New Me napisał/a:Agnes76 napisał/a:netk53521 napisał/a: tak , odpadną. Będę pierwszym człowiekiem na świecie , któremu odpadną ręce od gotowania.
Widzisz, żonie po latach też mogą ręce już odpadać.
Mnie to akurat nie dziwi.
Jest jeszcze inne wyjście z sytuacji - w pewne dni podasz gotowca. Bo jej nie chodzi że musisz Ty gotować, raczej o to, żeby ona nie musiała robić tego codziennie.
Dokladnie ale co on moze wiedziec. Ja bym.mu chinskie zupki gotowala 
To by była dobra rada gdyby nie było dziecka. Nie da się żywić rodziny w ten sposób. Ponadto obiad to nie tylko zupa na talerzu. Dla wielu osób to coś więcej. To czas dla rodziny, to wspólny posiłek, to niejednokrotnie poczucie wspólnoty, domu na zasadzie ciepłego i przyjaznego miejsca do życia a nie czterech ścian w których się mieszka.
Każda praca wykonywana bez przerwy, dzień za dniem, tydzień za tygodniem, miesiąc za miesiącem, i tak przez lata, potrafi doprowadzić do wyczerpania. Od każdej pracy, nawet tej lubianej wi wykonywanej z przyjemnością potrzebujemy od czasu do czasu odpocząć. Po to mamy urlop, po to wyjeżdżamy z domu, bo to powód by wyrwać się z kieratu który zaczyna nas wypalać.
Jeśli zonie już się przelała czara z obiadami to trzeba dać jej odpocząć. I nie na zasadzie wynajęcia gosposi, bo to rada z dupy, za przeproszeniem, tylko coś przeorganizować.
Oboje dobrze zarabiają, oboje dysponują na tyle czasem, że dwa razy w tygodniu mógłby zaprosić żonę na obiad do restauracji. Wiele restauracji w godzinach 13-15 czasem do 16 ma obiady w dobrej cenie. Z takiego rozwiązania są trzy korzyści.
1. Żona odpocznie od codziennego kieratu.
2. Jest okazja spędzić razem czas w miłym otoczeniu i koncentrując się na sobie nawzajem. czas od zamówienia do podania posiłku można wykorzystać na rozmowę nie będąc rozpraszanym innymi czynnościami w domu.

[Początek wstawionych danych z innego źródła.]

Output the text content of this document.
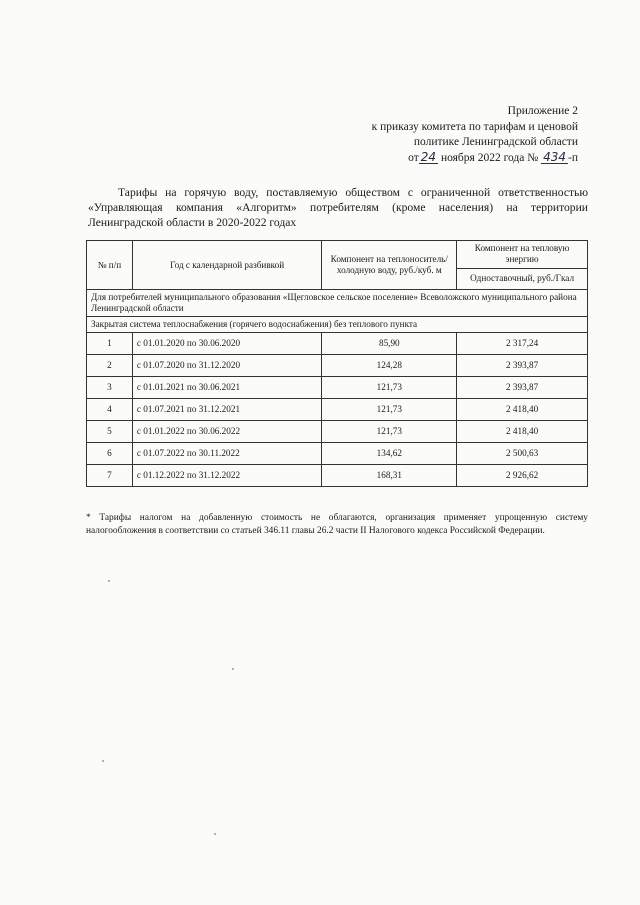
Приложение 2
к приказу комитета по тарифам и ценовой
политике Ленинградской области
от 24 ноября 2022 года № 434 -п
Тарифы на горячую воду, поставляемую обществом с ограниченной ответственностью «Управляющая компания «Алгоритм» потребителям (кроме населения) на территории Ленинградской области в 2020-2022 годах
№ п/п	Год с календарной разбивкой	Компонент на теплоноситель/ холодную воду, руб./куб. м	Компонент на тепловую энергию
			Одноставочный, руб./Гкал
Для потребителей муниципального образования «Щегловское сельское поселение» Всеволожского муниципального района Ленинградской области			
Закрытая система теплоснабжения (горячего водоснабжения) без теплового пункта			
1	с 01.01.2020 по 30.06.2020	85,90	2 317,24
2	с 01.07.2020 по 31.12.2020	124,28	2 393,87
3	с 01.01.2021 по 30.06.2021	121,73	2 393,87
4	с 01.07.2021 по 31.12.2021	121,73	2 418,40
5	с 01.01.2022 по 30.06.2022	121,73	2 418,40
6	с 01.07.2022 по 30.11.2022	134,62	2 500,63
7	с 01.12.2022 по 31.12.2022	168,31	2 926,62
* Тарифы налогом на добавленную стоимость не облагаются, организация применяет упрощенную систему налогообложения в соответствии со статьей 346.11 главы 26.2 части II Налогового кодекса Российской Федерации.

W miłym otoczeniu człowiek czuje się dobrze, niejako odświętnie, a niedzielny obiad poza domem zakończony wspólnym spacerem to naprawdę miła odmiana od pracowitego tygodnia.
3. Mąż będzie miał okazję przekonać się namacalnie jaki jest przeliczalny na złotówki wkład żony w budżet rodziny z tego powodu, że gotuje.